For example, the author considers a judicial execution for what is internationally considered as a capital crime like murder to not be democide. But a judicial execution for what is internationally considered as a trivial matter like making an anti-government joke is. Civilians caught in the crossfire during times of war are not considered democide, and neither are civilian deaths from bombs due to genuine mistakes in navigation. But civilian deaths due to indiscriminate bombings are classified as democide.

What is interesting is that these qualifications are not simple to put in writing and one may assume to encounter that same difficulty when reviewing each case. However, the author states:

I have found that in the vast majority of events and episodes, democide is unambiguous. … Sad to say, most cases of government killing in this century are that clear. The number of deaths will be hazy for many of these cases; the perpetrators and intent will not. [Emphasis original.]

In chapter 3, the author briefly discusses pre-20th-century democide which he estimates to be over 133,147,000 murdered. This is probably the weakest chapter because the history is more difficult to trace, but it is not the focus of this book. From chapter 4 onwards, each chapter paints a general picture of the democide committed by a particular government during the 20th century. He only covers the worse culprits.

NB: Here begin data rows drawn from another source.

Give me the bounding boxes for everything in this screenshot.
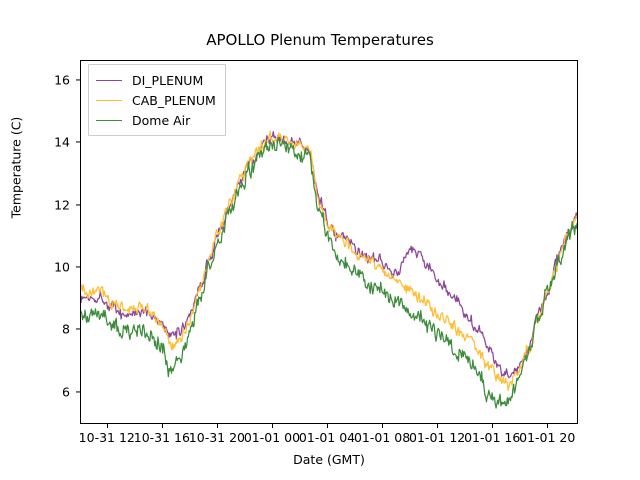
x-tick-label: 01-01 20 bbox=[519, 430, 576, 445]
x-tick-label: 01-01 08 bbox=[353, 430, 411, 445]
y-tick-label: 8 bbox=[62, 321, 70, 337]
legend-item-label: Dome Air bbox=[132, 112, 191, 128]
y-tick-label: 10 bbox=[54, 259, 70, 275]
x-tick-label: 01-01 04 bbox=[298, 430, 356, 445]
plot-lines bbox=[81, 130, 577, 409]
legend-item[interactable]: CAB_PLENUM bbox=[96, 90, 216, 110]
series-line-dome-air bbox=[81, 137, 577, 409]
x-tick-mark bbox=[216, 424, 218, 428]
x-tick-mark bbox=[327, 424, 329, 428]
y-tick-label: 16 bbox=[54, 72, 70, 88]
x-tick-mark bbox=[437, 424, 439, 428]
legend-item-label: CAB_PLENUM bbox=[132, 92, 216, 108]
x-tick-label: 01-01 00 bbox=[243, 430, 301, 445]
x-tick-label: 10-31 16 bbox=[133, 430, 190, 445]
y-tick-label: 6 bbox=[62, 384, 70, 400]
x-tick-mark bbox=[382, 424, 384, 428]
y-axis-label: Temperature (C) bbox=[8, 116, 24, 219]
y-tick-mark bbox=[76, 391, 80, 393]
x-tick-label: 10-31 20 bbox=[188, 430, 245, 445]
y-tick-label: 14 bbox=[54, 134, 70, 150]
chart-title: APOLLO Plenum Temperatures bbox=[206, 31, 434, 49]
y-tick-mark bbox=[76, 204, 80, 206]
x-tick-mark bbox=[271, 424, 274, 428]
y-tick-label: 12 bbox=[54, 197, 70, 213]
legend-color-swatch bbox=[96, 99, 122, 101]
y-tick-mark bbox=[76, 328, 80, 330]
x-tick-label: 01-01 12 bbox=[409, 430, 466, 445]
legend-item[interactable]: Dome Air bbox=[96, 110, 216, 130]
series-line-cab-plenum bbox=[81, 130, 577, 392]
legend-item-label: DI_PLENUM bbox=[132, 72, 204, 88]
x-tick-label: 01-01 16 bbox=[464, 430, 521, 445]
y-tick-mark bbox=[76, 79, 80, 81]
legend-color-swatch bbox=[96, 79, 122, 81]
y-tick-mark bbox=[76, 266, 80, 268]
x-tick-label: 10-31 12 bbox=[78, 430, 135, 445]
x-tick-mark bbox=[547, 424, 549, 428]
x-tick-mark bbox=[161, 424, 163, 428]
x-tick-mark bbox=[106, 424, 108, 428]
legend-item[interactable]: DI_PLENUM bbox=[96, 70, 216, 90]
x-tick-mark bbox=[492, 424, 494, 428]
legend-color-swatch bbox=[96, 119, 122, 121]
chart-legend: DI_PLENUM CAB_PLENUM Dome Air bbox=[88, 64, 226, 136]
x-axis-label: Date (GMT) bbox=[293, 452, 365, 467]
y-tick-mark bbox=[76, 141, 80, 143]
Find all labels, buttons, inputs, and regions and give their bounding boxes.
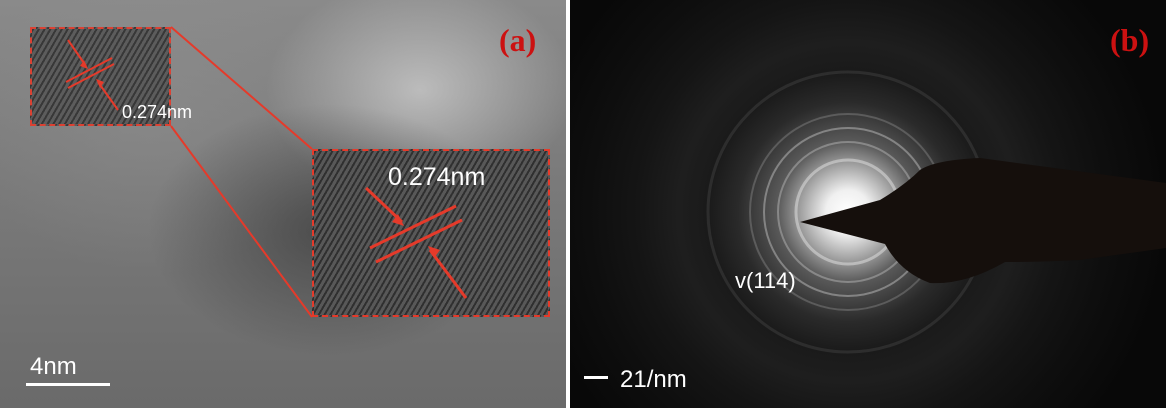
arrowheads (80, 60, 440, 258)
zoom-line-bottom (170, 125, 313, 318)
lattice-marker-small (65, 39, 119, 111)
lattice-inset-large (312, 149, 550, 317)
scale-bar-b (584, 376, 608, 379)
diffraction-ring-label: v(114) (735, 268, 796, 293)
lattice-spacing-label-large: 0.274nm (388, 163, 486, 191)
lattice-inset-small (30, 27, 171, 126)
beam-stopper (800, 158, 1166, 284)
scale-bar-label-b: 21/nm (620, 366, 687, 393)
lattice-marker-large (364, 186, 468, 299)
hrtem-image-panel (0, 0, 566, 408)
scale-bar-a (26, 383, 110, 386)
lattice-spacing-label-small: 0.274nm (122, 102, 193, 122)
scale-bar-label-a: 4nm (30, 353, 77, 380)
zoom-line-top (170, 26, 313, 150)
panel-a-label: (a) (499, 22, 537, 58)
panel-b-label: (b) (1110, 22, 1150, 58)
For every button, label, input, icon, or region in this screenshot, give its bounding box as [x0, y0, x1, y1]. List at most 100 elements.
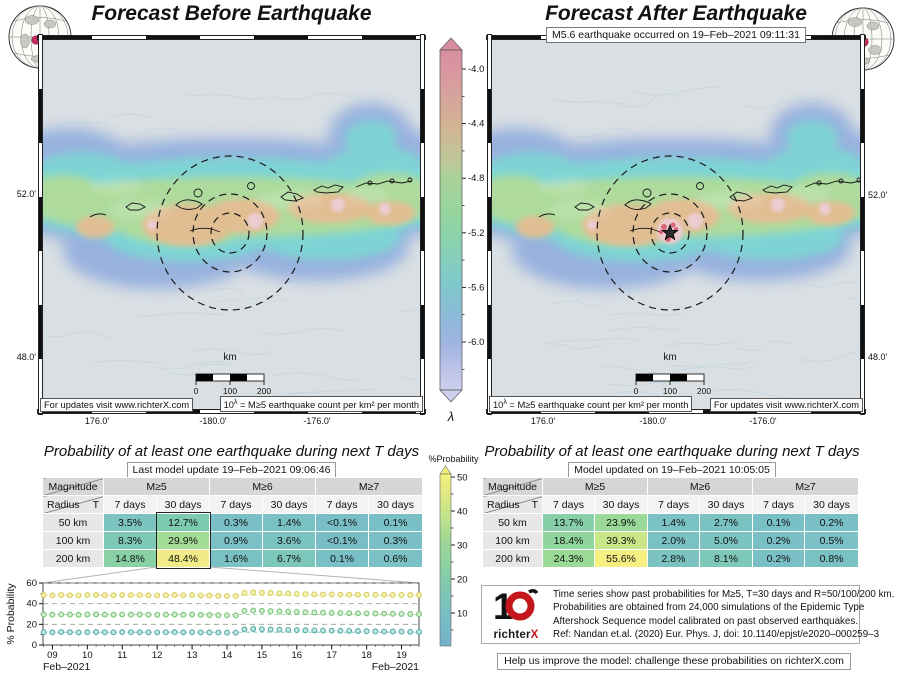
svg-text:17: 17 [326, 650, 337, 661]
radius-label: 50 km [482, 513, 543, 532]
table-row-200-km: 200 km 24.3% 55.6% 2.8% 8.1% 0.2% 0.8% [482, 549, 860, 568]
svg-text:13: 13 [187, 650, 198, 661]
period-header: 30 days [804, 495, 860, 514]
svg-text:40: 40 [26, 599, 37, 610]
svg-text:14: 14 [222, 650, 233, 661]
svg-text:200: 200 [257, 386, 271, 396]
svg-text:20: 20 [457, 575, 468, 586]
aftershock-dots [658, 222, 678, 242]
model-description-line: Time series show past probabilities for … [553, 588, 895, 600]
svg-text:60: 60 [26, 578, 37, 589]
svg-text:-4.8: -4.8 [468, 173, 484, 184]
table-row-200-km: 200 km 14.8% 48.4% 1.6% 6.7% 0.1% 0.6% [42, 549, 424, 568]
coastlines [89, 177, 413, 233]
svg-text:0: 0 [194, 386, 199, 396]
svg-text:km: km [663, 352, 676, 363]
prob-cell-before-r0-c0: 3.5% [103, 513, 157, 532]
richterx-logo-text: richterX [493, 629, 539, 641]
prob-cell-after-r1-c4: 0.2% [752, 531, 806, 550]
period-header: 7 days [209, 495, 264, 514]
prob-cell-before-r1-c0: 8.3% [103, 531, 157, 550]
svg-text:Feb–2021: Feb–2021 [43, 661, 90, 673]
richterx-logo-icon: 1 [493, 586, 539, 627]
radius-label: 100 km [42, 531, 104, 550]
updates-link-text: For updates visit www.richterX.com [44, 400, 190, 410]
map-frame-left [38, 34, 43, 415]
challenge-probabilities-link[interactable]: Help us improve the model: challenge the… [497, 653, 851, 670]
prob-cell-before-r2-c4: 0.1% [315, 549, 370, 568]
period-header: 7 days [647, 495, 701, 514]
prob-cell-before-r1-c3: 3.6% [262, 531, 317, 550]
lon-label: -180.0' [639, 416, 667, 426]
prob-cell-before-r0-c4: <0.1% [315, 513, 370, 532]
rate-band-orange [76, 193, 415, 246]
svg-text:-5.2: -5.2 [468, 228, 484, 239]
mag-group-header: M≥7 [752, 477, 860, 496]
prob-cell-before-r1-c2: 0.9% [209, 531, 264, 550]
mag-group-header: M≥6 [209, 477, 317, 496]
lon-label: -176.0' [749, 416, 777, 426]
svg-text:-5.6: -5.6 [468, 282, 484, 293]
svg-text:0: 0 [634, 386, 639, 396]
prob-cell-after-r1-c0: 18.4% [542, 531, 595, 550]
epicenter-star [661, 223, 679, 241]
prob-cell-after-r0-c1: 23.9% [593, 513, 649, 532]
svg-text:km: km [223, 352, 236, 363]
svg-text:30: 30 [457, 541, 468, 552]
lat-label: 52.0' [868, 190, 888, 200]
prob-cell-before-r1-c1: 29.9% [155, 531, 211, 550]
map-after: km 0 100 200 10λ = M≥5 earthquake count … [486, 34, 866, 415]
lon-label: -180.0' [199, 416, 227, 426]
prob-cell-before-r0-c2: 0.3% [209, 513, 264, 532]
lat-label: 48.0' [16, 352, 36, 362]
svg-text:12: 12 [152, 650, 163, 661]
prob-cell-after-r1-c5: 0.5% [804, 531, 860, 550]
period-header: 30 days [262, 495, 317, 514]
svg-text:0: 0 [32, 640, 37, 651]
prob-cell-after-r2-c5: 0.8% [804, 549, 860, 568]
prob-cell-before-r2-c3: 6.7% [262, 549, 317, 568]
period-header: 7 days [752, 495, 806, 514]
model-description-line: Probabilities are obtained from 24,000 s… [553, 602, 865, 614]
period-header: 7 days [103, 495, 157, 514]
probability-time-series-chart: 09 10 11 12 13 14 15 16 17 18 19 0 20 40 60 % Probabili… [5, 566, 422, 673]
lat-label: 48.0' [868, 352, 888, 362]
map-frame-top [37, 35, 426, 40]
updates-link-note[interactable]: For updates visit www.richterX.com [709, 398, 863, 412]
radius-label: 100 km [482, 531, 543, 550]
prob-cell-after-r0-c5: 0.2% [804, 513, 860, 532]
svg-text:50: 50 [457, 473, 468, 484]
model-update-time-left: Last model update 19–Feb–2021 09:06:46 [126, 462, 337, 478]
series-markers-1 [40, 607, 422, 619]
model-description-line: Aftershock Sequence model calibrated on … [553, 615, 858, 627]
radius-label: 200 km [42, 549, 104, 568]
svg-text:15: 15 [257, 650, 268, 661]
rate-spots-pink [147, 198, 391, 230]
table-row-100-km: 100 km 18.4% 39.3% 2.0% 5.0% 0.2% 0.5% [482, 531, 860, 550]
svg-text:10: 10 [82, 650, 93, 661]
probability-colorbar: %Probability 50 40 30 20 10 [428, 454, 479, 647]
prob-section-title-left: Probability of at least one earthquake d… [43, 443, 420, 460]
period-header: 7 days [542, 495, 595, 514]
probability-table-before: Magnitude M≥5 M≥6 M≥7 Radius T 7 days 30 … [42, 477, 424, 568]
prob-cell-after-r1-c1: 39.3% [593, 531, 649, 550]
lon-label: -176.0' [303, 416, 331, 426]
corner-radius-T: Radius T [42, 495, 104, 514]
period-header: 30 days [699, 495, 754, 514]
svg-text:11: 11 [117, 650, 127, 661]
title-after: Forecast After Earthquake [545, 2, 807, 25]
svg-text:18: 18 [361, 650, 372, 661]
svg-text:λ: λ [447, 409, 454, 424]
mag-group-header: M≥5 [102, 477, 211, 496]
svg-text:%Probability: %Probability [428, 454, 479, 464]
svg-text:% Probability: % Probability [5, 583, 17, 645]
radius-circles [596, 155, 744, 311]
table-row-50-km: 50 km 3.5% 12.7% 0.3% 1.4% <0.1% 0.1% [42, 513, 424, 532]
mag-group-header: M≥5 [541, 477, 649, 496]
prob-cell-after-r0-c2: 1.4% [647, 513, 701, 532]
prob-cell-after-r2-c1: 55.6% [593, 549, 649, 568]
model-update-time-right: Model updated on 19–Feb–2021 10:05:05 [568, 462, 776, 478]
prob-cell-before-r2-c0: 14.8% [103, 549, 157, 568]
svg-text:100: 100 [223, 386, 237, 396]
updates-link-note[interactable]: For updates visit www.richterX.com [40, 398, 194, 412]
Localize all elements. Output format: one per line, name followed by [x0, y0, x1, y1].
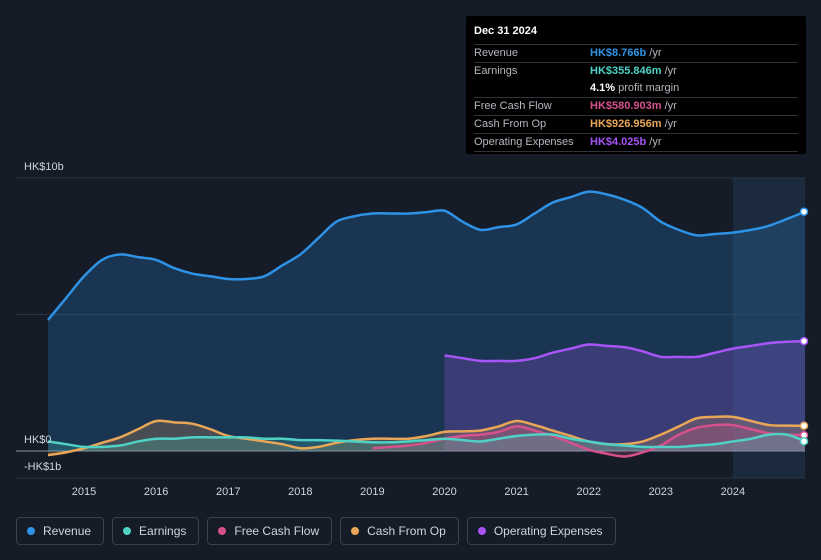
- legend-dot-icon: [123, 527, 132, 535]
- legend-item-cash-from-op[interactable]: Cash From Op: [340, 517, 459, 545]
- legend-item-free-cash-flow[interactable]: Free Cash Flow: [207, 517, 333, 545]
- y-label-bottom: -HK$1b: [24, 461, 61, 473]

These chapters are listed below.

4. 61,911,000 Murdered: The Soviet Gular State

5. 35,236,000 Murdered: The Communist Chinese Anthill

6. 20,946,000 Murdered: The Nazi Genocide State

7. 10,214,000 Murdered: The Depraved Nationalist Regime

8. 5,964,000 Murdered: Japan’s Savage Military

9. 2,035,000 Murdered: The Hell State: Cambodia Under the Khmer Rouge

10. 1,883,000 Murdered: Turkey’s Genocidal Purges

11. 1,670,000 Murdered: The Vietnamese War State

12. 1,585,000 Murdered: Poland’s Ethnic Cleansing

13. 1,503,000 Murdered: The Pakistani Cutthroat State

14. 1,072,000 Murdered: Tito’s Slaughterhouse

15. 1,663,000 Murdered? Orwellian North Korea

16. 1,417,000 Murdered? Barbarous Mexico

17. 1,066,000 Murdered? Feudal Russia

On balance, this book is easy to read despite the subject matter. As a single-volume text intended to paint a general picture, it does just that. Perhaps the one other weakness is that it does not include democide committed by the US and UK. Although both countries, according to the definitions adopted by the author, are arguably statistical amateurs compared to some of the regimes listed above, both were nonetheless major powers in the timeframe of interest. The author does not neglect to mention the indiscriminate bombings by the Allies during WWII amongst other episodes of democide, but two chapters devoted to the US and UK would have made this book feel more complete.

Tables, graphs and charts are sporadically used in the text and there is a list of all tables and figures following the table of contents. Although incomplete, there is a comprehensive list of references at the end spanning over 70 pages.